Le banche locali, più piccole, offrono una possibile soluzione? In parte sì, ma ad un prezzo. Come mostra una serie di ricerche condotte dalla Banca d'Italia e presentate recentemente in un convegno a Modena, è vero che le banche locali tendono a razionare in misura minore il credito alle Pmi. Ma è anche vero che esse tendono ad utilizzare meno i modelli di scoring e ad avere quindi un portafoglio di crediti di qualità inferiore. Le banche più grandi, invece, utilizzano in maniera più incisiva tali modelli nella determinazione del tasso di interesse (proporzionato al rischio) soprattutto se affiancano ai modelli l'utilizzo delle informazioni soft. Tra le banche nazionali (più grandi), infatti, quelle più decentralizzate mostrano una minore propensione al razionamento del credito alle Pmi.

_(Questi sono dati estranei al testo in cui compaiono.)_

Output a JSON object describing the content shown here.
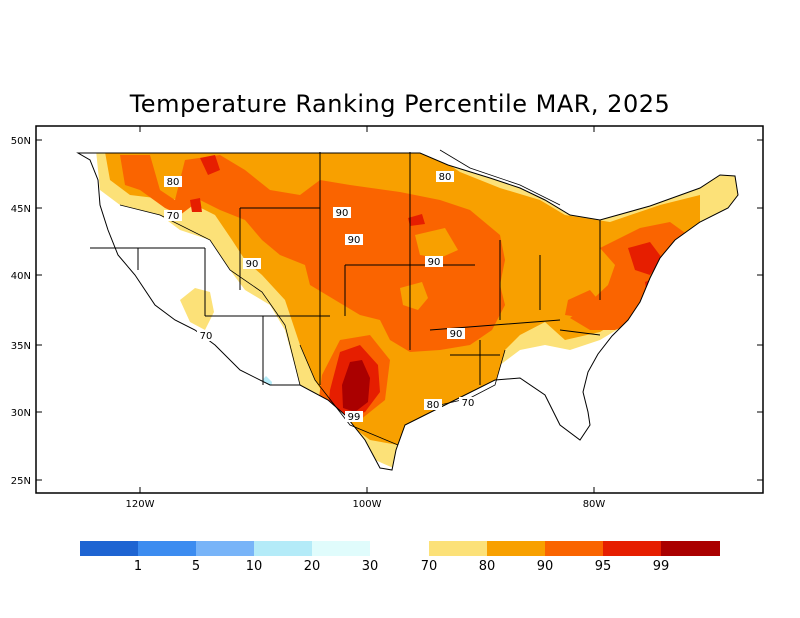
{
  "title": "Temperature Ranking Percentile MAR, 2025",
  "axes": {
    "lat_ticks": [
      "50N",
      "45N",
      "40N",
      "35N",
      "30N",
      "25N"
    ],
    "lon_ticks": [
      "120W",
      "100W",
      "80W"
    ]
  },
  "contour_labels": [
    "80",
    "70",
    "90",
    "90",
    "90",
    "90",
    "80",
    "90",
    "99",
    "80",
    "70",
    "70"
  ],
  "colorbar": {
    "cold_colors": [
      "#1e64d2",
      "#3c8cf0",
      "#78b4f8",
      "#b4ebf8",
      "#e0fcfc"
    ],
    "warm_colors": [
      "#fce178",
      "#f8a000",
      "#fa6400",
      "#e61e00",
      "#aa0000"
    ],
    "cold_labels": [
      "1",
      "5",
      "10",
      "20",
      "30"
    ],
    "warm_labels": [
      "70",
      "80",
      "90",
      "95",
      "99"
    ]
  }
}
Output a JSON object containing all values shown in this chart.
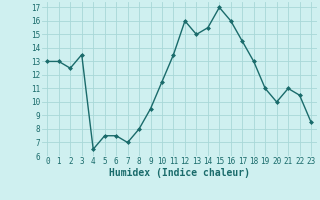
{
  "x": [
    0,
    1,
    2,
    3,
    4,
    5,
    6,
    7,
    8,
    9,
    10,
    11,
    12,
    13,
    14,
    15,
    16,
    17,
    18,
    19,
    20,
    21,
    22,
    23
  ],
  "y": [
    13,
    13,
    12.5,
    13.5,
    6.5,
    7.5,
    7.5,
    7,
    8,
    9.5,
    11.5,
    13.5,
    16,
    15,
    15.5,
    17,
    16,
    14.5,
    13,
    11,
    10,
    11,
    10.5,
    8.5
  ],
  "line_color": "#1a6b6b",
  "marker": "D",
  "marker_size": 2,
  "bg_color": "#cff0f0",
  "grid_color": "#a8d8d8",
  "xlabel": "Humidex (Indice chaleur)",
  "ylim": [
    6,
    17.4
  ],
  "xlim": [
    -0.5,
    23.5
  ],
  "yticks": [
    6,
    7,
    8,
    9,
    10,
    11,
    12,
    13,
    14,
    15,
    16,
    17
  ],
  "xticks": [
    0,
    1,
    2,
    3,
    4,
    5,
    6,
    7,
    8,
    9,
    10,
    11,
    12,
    13,
    14,
    15,
    16,
    17,
    18,
    19,
    20,
    21,
    22,
    23
  ],
  "tick_fontsize": 5.5,
  "xlabel_fontsize": 7,
  "line_width": 1.0
}
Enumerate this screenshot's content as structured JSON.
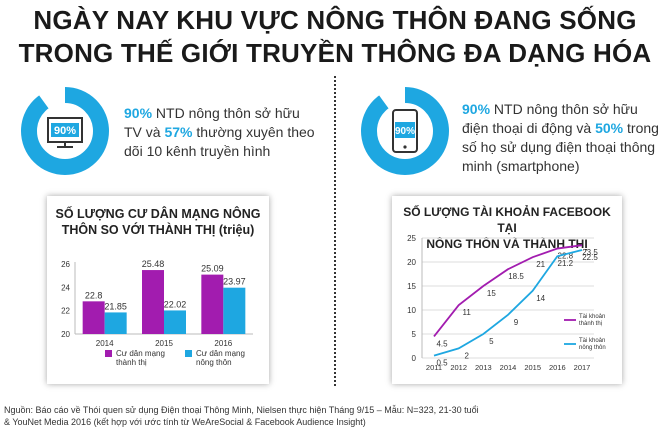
{
  "title": {
    "line1": "NGÀY NAY KHU VỰC NÔNG THÔN ĐANG SỐNG",
    "line2": "TRONG THẾ GIỚI TRUYỀN THÔNG ĐA DẠNG HÓA"
  },
  "stat_tv": {
    "percent": "90%",
    "pct1": "90%",
    "text1": " NTD nông thôn sở hữu",
    "text2a": "TV và ",
    "pct2": "57%",
    "text2b": " thường xuyên theo",
    "text3": "dõi 10 kênh truyền hình",
    "fill_percent": 90
  },
  "stat_phone": {
    "percent": "90%",
    "pct1": "90%",
    "text1": " NTD nông thôn sở hữu",
    "text2a": "điện thoại di động và ",
    "pct2": "50%",
    "text2b": " trong",
    "text3": "số họ sử dụng điện thoại thông",
    "text4": "minh (smartphone)",
    "fill_percent": 90
  },
  "colors": {
    "accent_blue": "#1ea7e1",
    "magenta": "#a21caf",
    "donut_light": "#ffffff"
  },
  "chart_data": [
    {
      "type": "bar",
      "title_line1": "SỐ LƯỢNG CƯ DÂN MẠNG NÔNG",
      "title_line2": "THÔN SO VỚI THÀNH THỊ (triệu)",
      "categories": [
        "2014",
        "2015",
        "2016"
      ],
      "series": [
        {
          "name": "Cư dân mạng thành thị",
          "name_line1": "Cư dân mạng",
          "name_line2": "thành thị",
          "color": "#a21caf",
          "values": [
            22.8,
            25.48,
            25.09
          ],
          "labels": [
            "22.8",
            "25.48",
            "25.09"
          ]
        },
        {
          "name": "Cư dân mạng nông thôn",
          "name_line1": "Cư dân mạng",
          "name_line2": "nông thôn",
          "color": "#1ea7e1",
          "values": [
            21.85,
            22.02,
            23.97
          ],
          "labels": [
            "21.85",
            "22.02",
            "23.97"
          ]
        }
      ],
      "yticks": [
        "20",
        "22",
        "24",
        "26"
      ],
      "ylim": [
        20,
        26
      ],
      "legend": "bottom"
    },
    {
      "type": "line",
      "title_line1": "SỐ LƯỢNG TÀI KHOẢN FACEBOOK TẠI",
      "title_line2": "NÔNG THÔN VÀ THÀNH THỊ",
      "x": [
        "2011",
        "2012",
        "2013",
        "2014",
        "2015",
        "2016",
        "2017"
      ],
      "series": [
        {
          "name": "Tài khoản thành thị",
          "name_line1": "Tài khoản",
          "name_line2": "thành thị",
          "color": "#a21caf",
          "values": [
            4.5,
            11,
            15,
            18.5,
            21,
            22.8,
            23.5
          ],
          "labels": [
            "4.5",
            "11",
            "15",
            "18.5",
            "21",
            "22.8",
            "23.5"
          ]
        },
        {
          "name": "Tài khoản nông thôn",
          "name_line1": "Tài khoản",
          "name_line2": "nông thôn",
          "color": "#1ea7e1",
          "values": [
            0.5,
            2,
            5,
            9,
            14,
            21.2,
            22.5
          ],
          "labels": [
            "0.5",
            "2",
            "5",
            "9",
            "14",
            "21.2",
            "22.5"
          ]
        }
      ],
      "yticks": [
        "0",
        "5",
        "10",
        "15",
        "20",
        "25"
      ],
      "ylim": [
        0,
        25
      ],
      "grid": true,
      "legend": "right"
    }
  ],
  "footer": {
    "line1": "Nguồn: Báo cáo về Thói quen sử dụng Điện thoại Thông Minh, Nielsen thực hiện Tháng 9/15 – Mẫu: N=323, 21-30 tuổi",
    "line2": "& YouNet Media 2016 (kết hợp với ước tính từ WeAreSocial & Facebook Audience Insight)"
  }
}
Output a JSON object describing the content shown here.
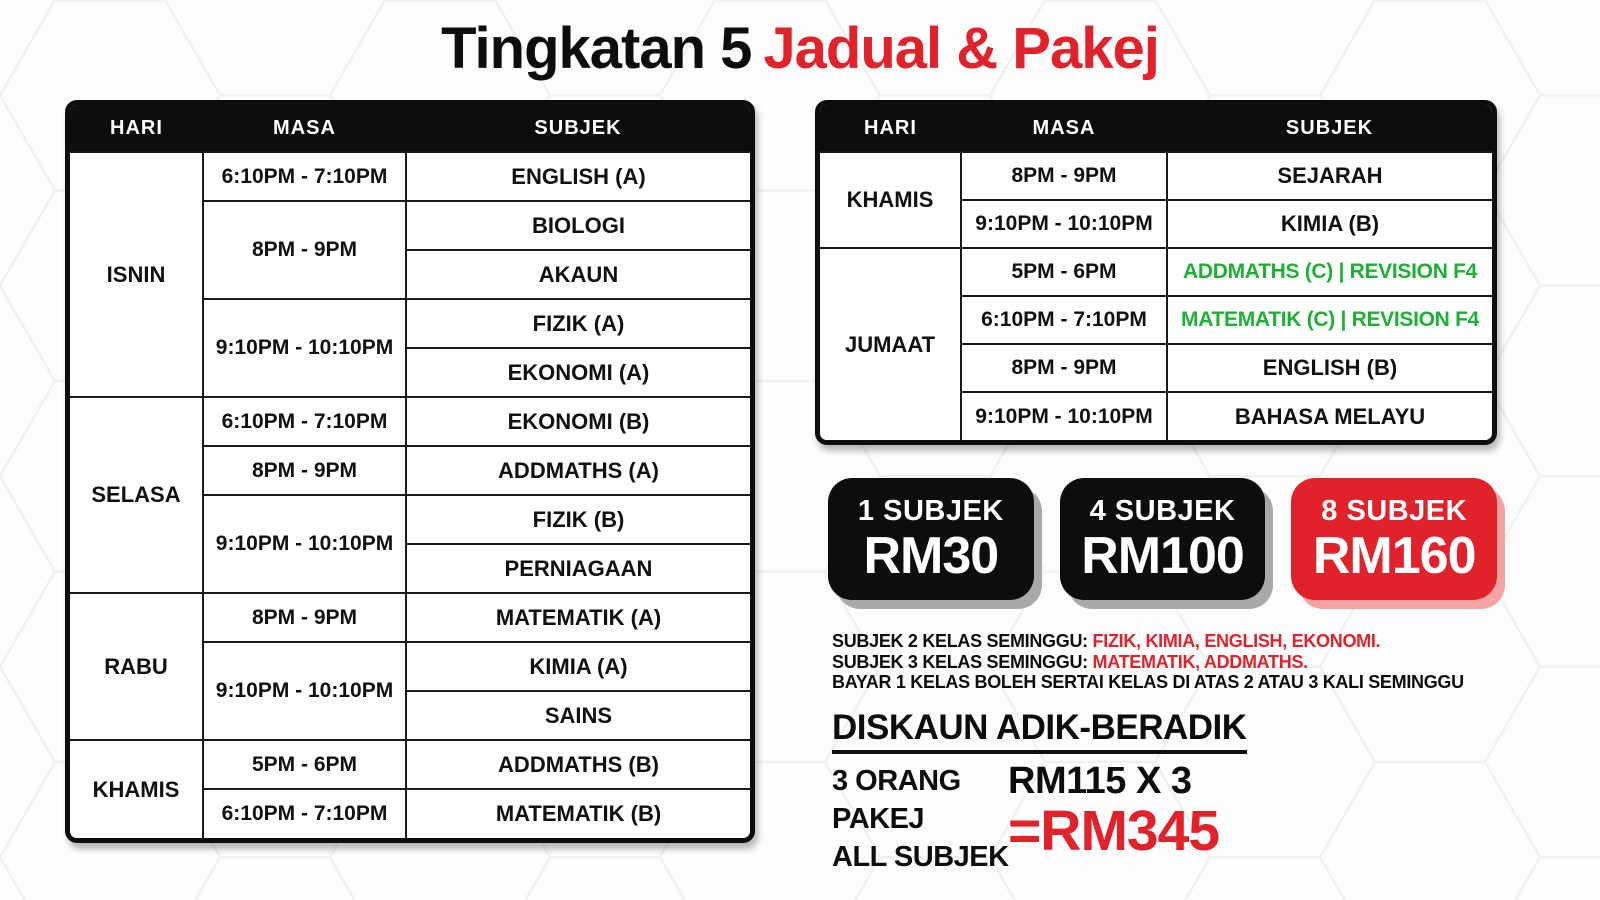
{
  "title": {
    "part_black": "Tingkatan 5",
    "part_red": "Jadual & Pakej"
  },
  "colors": {
    "red": "#E1222B",
    "green": "#1BB234",
    "black": "#0D0D0D",
    "badge_shadow_gray": "#A9A9A9",
    "badge_shadow_pink": "#F4A2A2"
  },
  "tables": [
    {
      "id": "left",
      "headers": [
        "HARI",
        "MASA",
        "SUBJEK"
      ],
      "days": [
        {
          "day": "ISNIN",
          "slots": [
            {
              "time": "6:10PM - 7:10PM",
              "subjects": [
                {
                  "name": "ENGLISH (A)"
                }
              ]
            },
            {
              "time": "8PM - 9PM",
              "subjects": [
                {
                  "name": "BIOLOGI"
                },
                {
                  "name": "AKAUN"
                }
              ]
            },
            {
              "time": "9:10PM - 10:10PM",
              "subjects": [
                {
                  "name": "FIZIK (A)"
                },
                {
                  "name": "EKONOMI (A)"
                }
              ]
            }
          ]
        },
        {
          "day": "SELASA",
          "slots": [
            {
              "time": "6:10PM - 7:10PM",
              "subjects": [
                {
                  "name": "EKONOMI (B)"
                }
              ]
            },
            {
              "time": "8PM - 9PM",
              "subjects": [
                {
                  "name": "ADDMATHS (A)"
                }
              ]
            },
            {
              "time": "9:10PM - 10:10PM",
              "subjects": [
                {
                  "name": "FIZIK (B)"
                },
                {
                  "name": "PERNIAGAAN"
                }
              ]
            }
          ]
        },
        {
          "day": "RABU",
          "slots": [
            {
              "time": "8PM - 9PM",
              "subjects": [
                {
                  "name": "MATEMATIK (A)"
                }
              ]
            },
            {
              "time": "9:10PM - 10:10PM",
              "subjects": [
                {
                  "name": "KIMIA (A)"
                },
                {
                  "name": "SAINS"
                }
              ]
            }
          ]
        },
        {
          "day": "KHAMIS",
          "slots": [
            {
              "time": "5PM - 6PM",
              "subjects": [
                {
                  "name": "ADDMATHS (B)"
                }
              ]
            },
            {
              "time": "6:10PM - 7:10PM",
              "subjects": [
                {
                  "name": "MATEMATIK (B)"
                }
              ]
            }
          ]
        }
      ]
    },
    {
      "id": "right",
      "headers": [
        "HARI",
        "MASA",
        "SUBJEK"
      ],
      "days": [
        {
          "day": "KHAMIS",
          "slots": [
            {
              "time": "8PM - 9PM",
              "subjects": [
                {
                  "name": "SEJARAH"
                }
              ]
            },
            {
              "time": "9:10PM - 10:10PM",
              "subjects": [
                {
                  "name": "KIMIA (B)"
                }
              ]
            }
          ]
        },
        {
          "day": "JUMAAT",
          "slots": [
            {
              "time": "5PM - 6PM",
              "subjects": [
                {
                  "name": "ADDMATHS (C) | REVISION F4",
                  "green": true
                }
              ]
            },
            {
              "time": "6:10PM - 7:10PM",
              "subjects": [
                {
                  "name": "MATEMATIK (C) | REVISION F4",
                  "green": true
                }
              ]
            },
            {
              "time": "8PM - 9PM",
              "subjects": [
                {
                  "name": "ENGLISH (B)"
                }
              ]
            },
            {
              "time": "9:10PM - 10:10PM",
              "subjects": [
                {
                  "name": "BAHASA MELAYU"
                }
              ]
            }
          ]
        }
      ]
    }
  ],
  "packages": [
    {
      "label": "1 SUBJEK",
      "price": "RM30",
      "variant": "black"
    },
    {
      "label": "4 SUBJEK",
      "price": "RM100",
      "variant": "black"
    },
    {
      "label": "8 SUBJEK",
      "price": "RM160",
      "variant": "red"
    }
  ],
  "notes": [
    {
      "prefix": "SUBJEK 2 KELAS SEMINGGU: ",
      "highlight": "FIZIK, KIMIA, ENGLISH, EKONOMI."
    },
    {
      "prefix": "SUBJEK 3 KELAS SEMINGGU: ",
      "highlight": "MATEMATIK, ADDMATHS."
    },
    {
      "prefix": "BAYAR 1 KELAS BOLEH SERTAI KELAS DI ATAS 2 ATAU 3 KALI SEMINGGU",
      "highlight": ""
    }
  ],
  "discount": {
    "heading": "DISKAUN ADIK-BERADIK",
    "package_lines": [
      "3 ORANG",
      "PAKEJ",
      "ALL SUBJEK"
    ],
    "calc": "RM115 X 3",
    "total": "=RM345"
  }
}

Che fare dunque? Le stesse ricerche della Banca d'Italia mostrano che la qualità della governance delle banche (in termini di competenza e diversità del consiglio di ammministrazione) e la loro solidità (in termini di capitale e di liquidità) è importante per garantire continuità di credito alle Pmi. Anche i Confidi svolgono un ruolo importante nel garantire continuità di credito, anche se non sono risultati altrettanto efficaci nel mantenere la qualità del credito garantito. Ma questo non basta.

È necessario ridurre i costi di reperimento delle informazioni, ridurre il costo del funding e favorire fonti di finanziamento alternative al credito bancario. Nella prima direzione va la proposta fatta da Roberto Napoletano, ulteriormente elaborata da Pellegrino Capaldo, a favore delle imprese in crisi finanziaria ma ancora vitali. Nella seconda e nella terza le proposte di Luigi Guiso e Guido Tabellini. A proposito della cartolarizzazione dei crediti alle Pmi vale la pena menzionare una recente iniziativa europea, concepita qualche anno fa da Alessandro Profumo, sviluppata dalle grandi banche e da alcuni grandi investitori e sostenuta dalla Bce e dalla Bei: il mercato delle Prime collateralised security (http://pcsmarket.org). Il Pcs stabilisce standard di strutturazione e trasparenza delle cartolarizzazioni e di qualità delle attività sottostanti (inclusi i crediti alle Pmi) condivisi da emittenti ed investitori e tali da soddisfare le comprensibili preocupazioni delle autorità e da permettere in prospettiva la nascita di un mercato secondario che ne garantisca la liquidità.